The Knesset Constitution, Law and Justice Committee held hearings on Monday to try to push for greater cyber protection for the country’s citizens after a series of mega-hacks in recent weeks exposing personal data.

This came a day after the Ministerial Committee on Legislation approved a bill by Justice Minister Gideon Sa’ar on Sunday to give the government greater enforcement powers regarding privacy rights, including higher fines. .

However, the Knesset hearing featured a fight between the committee chairman, Gilad Kariv, on the one hand, and the Privacy Authority official, Ali Calderon, and the legal advisor to Israel’s National Cyber ​​Directorate ( RIDC), Amit Ashkenazi, on the other, on the way forward.

If Kariv wanted Calderón and Ashkenazi to give him a clear menu of options that the Knesset could sign into law to protect personal data and incentivize private companies to better protect personal data, he was told instead that the problem was complex.

Calderón said that 75% of cases end in some type of actual execution.

A man holds a laptop while a cyber code is projected onto him in this illustrated image taken on May 13, 2017 (credit: REUTERS / KACPER PEMPEL / ILLUSTRATION / FILE PHOTO)

Ashkenazi said that law enforcement is not black and white and that, informally, the INCD has made substantial progress in getting the private sector to better protect citizens’ data.

This left Kariv dumbfounded, as he had expected an apology or was willing to go to war with private sector companies to achieve a rapid paradigm shift.

There was no clear menu on what to do next at the end of the hearing, although officials did reference Sa’ar’s bill.
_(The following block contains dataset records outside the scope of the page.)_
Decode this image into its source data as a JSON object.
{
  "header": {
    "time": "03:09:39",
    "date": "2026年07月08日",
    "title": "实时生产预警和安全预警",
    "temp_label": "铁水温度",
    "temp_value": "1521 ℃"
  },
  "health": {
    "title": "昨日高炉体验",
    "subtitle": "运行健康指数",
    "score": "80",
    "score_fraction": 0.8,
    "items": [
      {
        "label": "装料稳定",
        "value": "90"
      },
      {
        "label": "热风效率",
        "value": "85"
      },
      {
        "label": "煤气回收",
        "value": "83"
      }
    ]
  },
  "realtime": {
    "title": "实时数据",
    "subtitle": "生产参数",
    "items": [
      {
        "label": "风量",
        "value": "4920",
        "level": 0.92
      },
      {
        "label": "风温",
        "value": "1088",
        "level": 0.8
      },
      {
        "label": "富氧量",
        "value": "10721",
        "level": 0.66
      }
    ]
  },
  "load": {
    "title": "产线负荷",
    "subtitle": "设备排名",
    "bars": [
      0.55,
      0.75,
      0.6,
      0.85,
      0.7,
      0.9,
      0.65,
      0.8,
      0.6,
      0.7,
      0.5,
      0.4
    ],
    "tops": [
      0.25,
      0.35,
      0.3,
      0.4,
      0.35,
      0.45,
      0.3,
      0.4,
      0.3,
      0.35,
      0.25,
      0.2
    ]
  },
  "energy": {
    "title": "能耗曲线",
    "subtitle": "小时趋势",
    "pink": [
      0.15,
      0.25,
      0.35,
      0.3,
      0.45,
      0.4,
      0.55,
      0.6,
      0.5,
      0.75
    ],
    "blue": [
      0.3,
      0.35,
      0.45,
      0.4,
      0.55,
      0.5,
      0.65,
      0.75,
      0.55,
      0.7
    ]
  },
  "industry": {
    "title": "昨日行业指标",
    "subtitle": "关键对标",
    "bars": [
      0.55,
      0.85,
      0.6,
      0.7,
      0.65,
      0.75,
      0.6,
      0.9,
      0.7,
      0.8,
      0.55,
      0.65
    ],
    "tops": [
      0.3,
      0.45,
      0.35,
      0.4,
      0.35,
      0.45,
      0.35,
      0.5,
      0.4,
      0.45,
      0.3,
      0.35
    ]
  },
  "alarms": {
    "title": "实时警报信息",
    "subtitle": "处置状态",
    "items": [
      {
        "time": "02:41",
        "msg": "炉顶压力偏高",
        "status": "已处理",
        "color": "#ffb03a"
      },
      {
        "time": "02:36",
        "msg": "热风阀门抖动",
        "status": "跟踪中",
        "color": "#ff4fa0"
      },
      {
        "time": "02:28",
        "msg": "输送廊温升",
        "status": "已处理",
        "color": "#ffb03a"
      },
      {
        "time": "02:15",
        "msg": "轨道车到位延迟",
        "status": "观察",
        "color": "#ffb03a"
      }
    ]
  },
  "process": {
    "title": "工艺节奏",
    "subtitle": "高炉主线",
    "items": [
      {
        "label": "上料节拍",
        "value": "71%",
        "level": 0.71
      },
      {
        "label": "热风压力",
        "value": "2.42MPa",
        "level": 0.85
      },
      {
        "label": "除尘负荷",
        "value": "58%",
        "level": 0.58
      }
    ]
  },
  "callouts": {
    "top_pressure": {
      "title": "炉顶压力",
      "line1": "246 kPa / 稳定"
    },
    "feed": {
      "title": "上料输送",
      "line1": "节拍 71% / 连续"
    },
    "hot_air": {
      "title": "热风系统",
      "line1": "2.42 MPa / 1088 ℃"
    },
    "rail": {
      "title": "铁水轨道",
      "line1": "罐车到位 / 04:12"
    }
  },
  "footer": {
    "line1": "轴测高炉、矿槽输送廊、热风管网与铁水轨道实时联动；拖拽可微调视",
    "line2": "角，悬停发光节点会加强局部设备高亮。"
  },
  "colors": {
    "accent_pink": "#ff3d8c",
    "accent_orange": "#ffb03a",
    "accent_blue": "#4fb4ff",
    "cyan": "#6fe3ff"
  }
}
However, when asked how much the Sa’ar bill increased fines for private companies that did not adequately protect customer data, his spokeswoman referred the issue to a spokeswoman for the Justice Ministry.

In turn, he said he would need to review the issue since the actual amount of the fines could still be under negotiation.

Very low-grade past fines from the privacy authority, including Likud’s exposure of more than 6.4 million citizen data during a recent election, were considered to have almost no deterrent value.